Postby jerryl » Sat Feb 09, 2008 5:58 pm

Norm wrote:It is an interesting, important, and telling statement, and it is one that distances people like Patterson from the position of those of the Radical Reformation, of which is the background from which our baptist forebearers were socialized. Roughly speaking both Luther and Calvin placed their emphases on truth being a bit more objective and centered in scripture; that is, their doctrine of revelation was highly, highly centered in scripture. The radical reformers, however, while not rejecting either Luther or Calvin, went further and held that truth also had (more of) a subjective element and that revelation did not end with the scriptural witness, thus through God's Spirit, the individual, him- or herself could receive revelation from God.

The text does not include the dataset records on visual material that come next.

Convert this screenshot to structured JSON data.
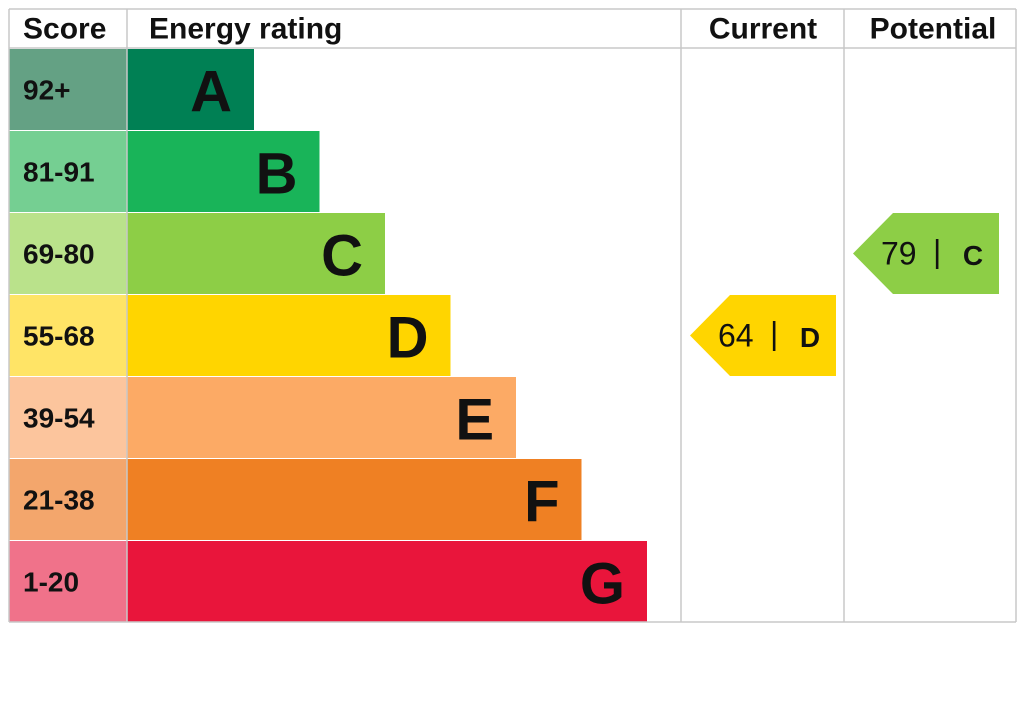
{
  "header": {
    "score": "Score",
    "rating": "Energy rating",
    "current": "Current",
    "potential": "Potential"
  },
  "bands": [
    {
      "score": "92+",
      "letter": "A",
      "color": "#008054",
      "score_color": "#64a184"
    },
    {
      "score": "81-91",
      "letter": "B",
      "color": "#19b459",
      "score_color": "#75cf92"
    },
    {
      "score": "69-80",
      "letter": "C",
      "color": "#8dce46",
      "score_color": "#bae28b"
    },
    {
      "score": "55-68",
      "letter": "D",
      "color": "#ffd500",
      "score_color": "#ffe466"
    },
    {
      "score": "39-54",
      "letter": "E",
      "color": "#fcaa65",
      "score_color": "#fcc59d"
    },
    {
      "score": "21-38",
      "letter": "F",
      "color": "#ef8023",
      "score_color": "#f3a66c"
    },
    {
      "score": "1-20",
      "letter": "G",
      "color": "#e9153b",
      "score_color": "#f0728a"
    }
  ],
  "current": {
    "score": 64,
    "separator": "|",
    "rating": "D"
  },
  "potential": {
    "score": 79,
    "separator": "|",
    "rating": "C"
  }
}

Baptist have for years sang this doctrine in the hymn, "He Lives." In this respect people like Patterson are closer to Reformation theology than that of the Radical Reformation, from which baptists trace their roots. Being American, we are mostly pragamatic and ecletic in the way we approach most things, thus of all people that are Christian, we should be able to plant seeds in the ground that is between these positions in order to build relationships and fashion greater Christian unity. It is not about rejecting truth as objective or subjective, even if for some it is a matter of emphasis, for surely it is both if we are honest with our theological reflections, and both are important for the development of our understandings of the multidimensional character of truth.


Thanks for this, it explains a lot. I think I'd noticed somewhere that Al Mohler had placed Baptists as products of the Reformation, not the Radical Reformation. I'd always considered myself a child of the Radical Reformation.